Adexchanger recently published a timely article “Breaking through the Attribution Canopy” on the Attribution marketplace (view it on Encore’s facebook page). Overall they did a good job of highlighting the conflicts of interest that are inherent when your media vendor is also your trusted source of insights. They also touched on the emergence of new solutions that are designed to address the needs of the larger market. Along with other industry executives, I was quoted in the interview.
During the interview, we discussed a lot of issues surrounding media attribution and optimization. But as with any interview, only a few of my comments were published. To provide some context and clarify our POV, here are the key takeaways:
- We are glad to see that Attribution has (finally) reached a tipping point. Brands, agencies, DSPs and media platforms are scrambling to leverage machine-based insights to optimize media spend. Continuing to rely on last-touch KPIs for is simply a lazy and irresponsible approach to measuring media.
- We believe measurement, analysis and optimization decisions should be driven by the advertiser, its agency or an independent solution provider, not its media vendor. Even if the fox is friendly, it shouldn’t be in the hen house.
- We also believe data should be easily ported, integrated and made available for analysis, regardless of who sells the media or who serves the ads. Openness, transparency and portability are not only ideological values; they also make business sense.
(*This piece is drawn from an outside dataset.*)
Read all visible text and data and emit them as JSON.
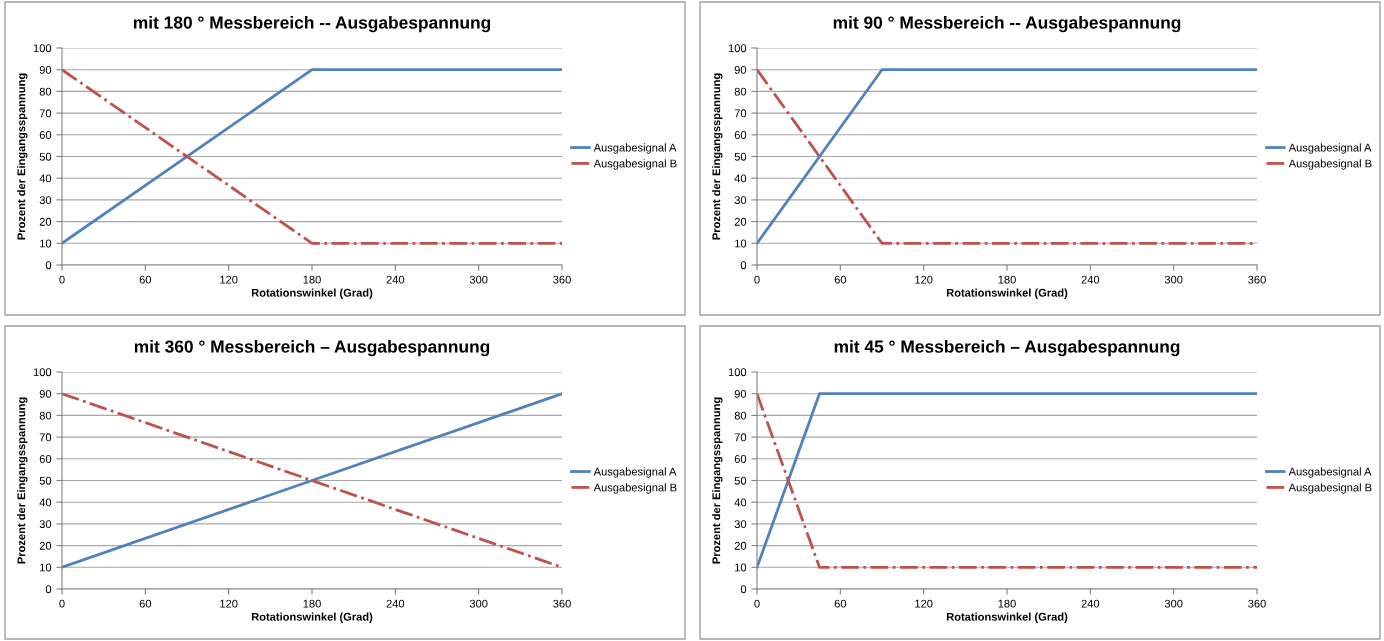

- The growing concentration of power of leading media and technology vendors should be on everyone’s radar as a threat to transparency and openness. If you look at the markets for programmatic display, video advertising, search, social marketing, mobile advertising* and ad serving, the dominant players are making it difficult and expensive to independently analyze their data in the context of other media. The path to marketing and advertising success does not end in a walled garden.
- To date, advanced insights (e.g. algorithmic attribution and data-driven optimization tools) have been reserved for the largest advertisers who can afford six-figure price tags. As the article points out, there is a large unmet need beyond the top 200 advertisers. To address the needs of the thousands of middle market advertisers, a new model (no pun intended) is needed. Heavy, expensive and service-intensive solutions cannot scale across the broader market. The next phase of adoption will be won by light and agile solutions that are affordable and easy to implement.
- To deliver modeled insights at scale, the solution must be automated, efficient, flexible and customizable for each advertiser. It should also be affordable. On this point, we wholeheartedly agree with Forrester’s Tina Moffett “I think one advantage [attribution start-ups] do have is they were able to see the market needs and where the gaps were … and where existing players were falling short.”
For these reasons, we are very excited about the prospects for innovators who are able to address unmet needs for the large and growing middle market.
*For more on my quote that Google gets half of all mobile ad dollars, please see the emarketer report published earlier this year.